Introduction: Black adrenal adenomas are rare and benign. They are named after their black appearance, due to lipofuscin pigment. Most frequently black adenomas are associated with ACTH-independent Cushing’s syndrome. They can also cause primary hyperaldosteronism or be nonfunctioning. Unlike most other adrenal adenomas, black adenomas exhibit high Hounsfield units (>30) on CT, and high standard uptake value on FDG-PET.
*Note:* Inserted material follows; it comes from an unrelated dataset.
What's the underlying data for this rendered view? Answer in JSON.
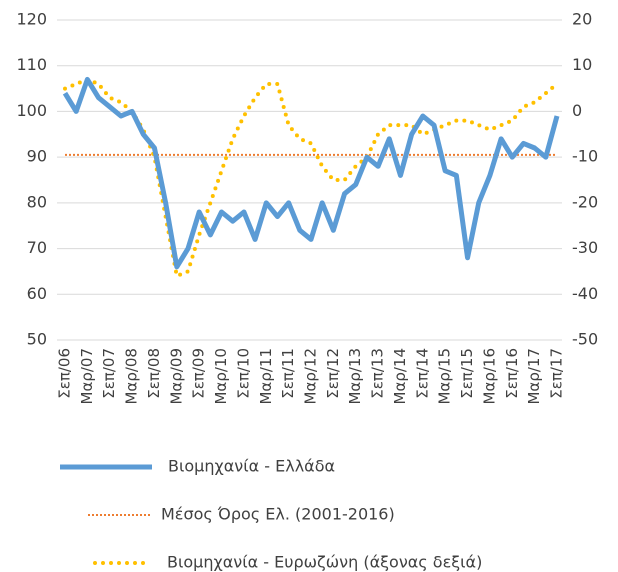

Case presentation: A 67-year-old woman was diagnosed with lung cancer (adenocarcinoma). For staging purposes, she underwent thoraco-abdominopelvic CT and FDG-PET/CT scans. The CT scan identified a 14 mm nodule of the left adrenal gland, with spontaneous density of 34 Hounsfield units, and the PET/CT scan showed high uptake on the left adrenal gland (maximum standardized uptake value 5.3), but no significant uptake on the pulmonary nodule. Due to high suspicion for metastasis, she underwent an adrenal biopsy. Histological findings were suggestive of an adrenal oncocytoma (oncocytic cells, intracytoplasmic lipofuscin pigment, nuclear anisocarysosis, binucleation, prominent nucleolus and nuclear pseudoinclusions). She underwent an upper right lobectomy and was restaged to pT1bN0R0. The adrenal nodule was initially on active surveillance, but due to increasing dimensions to 20 mm on a follow-up CT-scan, she underwent a left adrenalectomy. No hormonal study was performed prior to the biopsy or surgeries. Macroscopically, a dark, homogeneous, well delimited lesion of 1.8×1.8×1.5 cm was identified on the surgical specimen. The histological exam was compatible with an adrenal cortex black adenoma, with a conventional Weiss score of 2. Eleven days after the adrenalectomy, the patient presented to the emergency room with fatigue, abdominal pain, hypotension, and hyponatremia. She had rubeosis faciei and abdominal fat deposition, but no other stigmata of Cushing’s syndrome. Occasional serum cortisol was 1.8 µg/dl and 1.5 µg/dl, at 5 A.M. and 7 A.M. respectively. A diagnosis of acute adrenal insufficiency was made, and the patient received intravenous hydrocortisone, which was weaned to a physiologic oral dose during one week of hospitalization. The onset of adrenal failure after unilateral adrenalectomy with an intact contralateral adrenal gland, led the medical team to presume a previously undiagnosed endogenous hypercortisolism in relation to the adrenal black adenoma. Recovery of the axis has not been assessed yet.

Conclusion: Black adenomas are benign but present with features suggestive of malignancy on both PET and CT scans. They can be associated with hypercortisolism and hyperaldosteronism. This case highlights the importance of performing hormonal studies despite high suspicion for primary or secondary malignancy.